A new tool for assessing the risk of thromboembolic events in patients with atrial fibrillation (AF) performed better than the existing standard in a large retrospective analysis. ATRIA risk scores were less likely than CHA2DS2-VASc scores to mistakenly characterize patients as “high risk” and, therefore, to lead to the overuse of anticoagulation.

Researchers compared the ability of the 2 risk calculation tools to predict ischemic stroke by using records from 60,594 patients who were diagnosed with AF between 1998 and 2012 and then followed (for a mean period of 2.1 years) until they died, suffered a stroke, began receiving warfarin or reached the end of the study period.

Overall, the annualized stroke rate was 2.99%. Some 3,751 ischemic strokes occurred over the course of 125,296 patient-years, and ATRIA scores did better than CHA2DS2-VASc scores in predicting which patients would suffer those strokes. C statistics — i.e. the probability that something predicts events better than chance — were 0.70 for the ATRIA risk score (95% confidence interval [CI], 0.69-0.71) and 0.68 for the CHA2DS2-VASc risk score (95% CI, 0.67-0.69). The study team also calculated C statistics for the older CHADS2 score, which performed exactly the same as the newer CHA2DS2-VASc measure.

Further analysis found that the net reclassification improvement for using ATRIA scores rather than CHA2DS2-VASc scores was 0.23 (95% CI, 0.22-0.25).

The primary failing of the CHA2DS2-VASc scoring system was that it classified far too few patients as low-risk. CHA2DS2-VASc scores pegged 82.6% of the patients as high-risk and only 6.6% of patients as low-risk. ATRIA scores, on the other hand, pegged 49% of patients as high-risk and 40% of patients as low-risk.

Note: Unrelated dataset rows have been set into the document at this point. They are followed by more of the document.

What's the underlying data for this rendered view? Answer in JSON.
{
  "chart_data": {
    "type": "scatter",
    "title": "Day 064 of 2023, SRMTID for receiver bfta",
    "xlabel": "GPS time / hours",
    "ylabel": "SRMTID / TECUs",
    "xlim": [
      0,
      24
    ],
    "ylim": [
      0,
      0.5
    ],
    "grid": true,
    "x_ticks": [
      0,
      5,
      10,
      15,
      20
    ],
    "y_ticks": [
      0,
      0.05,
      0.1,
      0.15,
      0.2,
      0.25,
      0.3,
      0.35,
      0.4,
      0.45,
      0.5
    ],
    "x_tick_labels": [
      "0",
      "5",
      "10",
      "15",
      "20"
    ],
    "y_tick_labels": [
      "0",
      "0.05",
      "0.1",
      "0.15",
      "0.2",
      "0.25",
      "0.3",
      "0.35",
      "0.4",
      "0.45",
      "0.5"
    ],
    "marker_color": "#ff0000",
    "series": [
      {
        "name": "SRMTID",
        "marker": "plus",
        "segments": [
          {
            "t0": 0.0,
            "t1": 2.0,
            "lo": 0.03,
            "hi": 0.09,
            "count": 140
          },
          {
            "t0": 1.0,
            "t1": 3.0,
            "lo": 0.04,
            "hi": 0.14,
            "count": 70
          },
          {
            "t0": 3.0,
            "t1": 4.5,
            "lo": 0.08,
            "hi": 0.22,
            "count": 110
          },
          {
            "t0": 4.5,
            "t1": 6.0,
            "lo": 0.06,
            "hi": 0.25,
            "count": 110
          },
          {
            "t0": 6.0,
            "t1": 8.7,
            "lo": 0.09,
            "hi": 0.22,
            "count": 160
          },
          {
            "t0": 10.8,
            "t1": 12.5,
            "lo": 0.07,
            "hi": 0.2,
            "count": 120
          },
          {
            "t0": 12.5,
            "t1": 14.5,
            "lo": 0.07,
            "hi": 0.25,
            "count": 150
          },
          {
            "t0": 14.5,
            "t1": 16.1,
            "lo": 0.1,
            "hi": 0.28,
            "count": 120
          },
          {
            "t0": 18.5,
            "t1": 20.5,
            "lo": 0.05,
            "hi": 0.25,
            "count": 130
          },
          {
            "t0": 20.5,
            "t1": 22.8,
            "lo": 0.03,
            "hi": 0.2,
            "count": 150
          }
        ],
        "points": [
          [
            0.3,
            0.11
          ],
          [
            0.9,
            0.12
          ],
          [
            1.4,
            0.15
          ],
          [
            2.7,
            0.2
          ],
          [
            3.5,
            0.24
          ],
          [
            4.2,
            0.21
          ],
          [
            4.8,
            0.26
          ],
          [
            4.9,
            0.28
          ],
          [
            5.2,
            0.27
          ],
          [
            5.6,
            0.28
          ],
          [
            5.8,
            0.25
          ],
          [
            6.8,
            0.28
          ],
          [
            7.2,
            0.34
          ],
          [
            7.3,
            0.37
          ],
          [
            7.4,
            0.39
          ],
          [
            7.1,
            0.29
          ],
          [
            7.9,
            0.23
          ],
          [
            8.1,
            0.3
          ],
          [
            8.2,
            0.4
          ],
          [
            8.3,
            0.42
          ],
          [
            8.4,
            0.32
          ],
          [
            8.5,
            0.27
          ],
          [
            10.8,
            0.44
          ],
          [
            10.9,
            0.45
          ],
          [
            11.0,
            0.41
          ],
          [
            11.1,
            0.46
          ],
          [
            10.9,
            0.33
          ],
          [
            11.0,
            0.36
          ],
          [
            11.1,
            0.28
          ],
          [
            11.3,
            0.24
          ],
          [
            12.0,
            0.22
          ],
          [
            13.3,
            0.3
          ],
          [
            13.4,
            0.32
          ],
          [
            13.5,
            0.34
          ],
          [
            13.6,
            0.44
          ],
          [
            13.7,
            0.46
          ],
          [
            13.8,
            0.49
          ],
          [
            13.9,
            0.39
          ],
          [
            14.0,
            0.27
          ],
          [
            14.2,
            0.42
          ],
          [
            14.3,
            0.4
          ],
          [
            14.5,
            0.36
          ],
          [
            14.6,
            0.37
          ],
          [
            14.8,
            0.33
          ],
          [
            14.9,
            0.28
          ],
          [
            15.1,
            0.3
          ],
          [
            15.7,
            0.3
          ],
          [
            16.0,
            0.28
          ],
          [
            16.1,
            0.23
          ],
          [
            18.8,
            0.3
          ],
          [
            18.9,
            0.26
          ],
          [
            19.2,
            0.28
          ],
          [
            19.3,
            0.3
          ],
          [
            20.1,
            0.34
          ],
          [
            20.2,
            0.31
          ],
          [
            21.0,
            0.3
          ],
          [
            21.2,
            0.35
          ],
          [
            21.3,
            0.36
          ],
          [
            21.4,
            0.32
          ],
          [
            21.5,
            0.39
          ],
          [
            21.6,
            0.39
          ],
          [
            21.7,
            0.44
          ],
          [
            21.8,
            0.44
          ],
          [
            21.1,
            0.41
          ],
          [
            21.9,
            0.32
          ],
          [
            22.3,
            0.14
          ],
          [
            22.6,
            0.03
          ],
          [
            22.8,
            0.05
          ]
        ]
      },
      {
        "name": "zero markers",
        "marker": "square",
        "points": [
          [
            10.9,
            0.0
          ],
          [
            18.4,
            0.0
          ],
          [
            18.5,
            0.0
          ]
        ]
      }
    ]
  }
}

“The ATRIA score performed better in the U.K. Clinical Practice Research Datalink AF cohort. It more accurately identified low-risk patients than the CHA2DS2-VASc score, which assigned these patients to higher-risk categories,” the study authors wrote in the Journal of the American College of Cardiology. “Such reclassification of stroke risk could prevent overuse of anticoagulants in very low stroke risk patients with AF.”

The CHA2DS2-VASc scale assigns AF patients 1 point each for a history of Congestive heart failure, Hypertension, Diabetes mellitus, and Vascular disease, along with a single point for Age between 65 and 74 and Sex Category female. It also assigns patients 2 points for a history of Stroke, transient ischemic attack or thromboembolism and 2 points for Age over 75 years. Current guidelines from several organizations recommend anticoagulation for any patient with a score of 2 or more.

The ATRIA (Anticoagulation and Risk Factors in Atrial Fibrillation) scoring tool assigns points based on 4 age categories (as well as an interaction of age and prior stroke), female sex, renal function and a history of diabetes, congestive heart failure, hypertension.

Current standards have come under attack from some quarters for recommending anticoagulation to too many patients. For example, all AF patients over age 75 score at least 2 points, no matter how good their health, and are thus directed to use anticoagulation. Some researchers say analysis of actual risk does not justify this. Others argue that anticoagulation provides significant benefits to patients, even those with a low absolute risk of stroke, and that the risks are low enough to justify aggressive anticoagulation.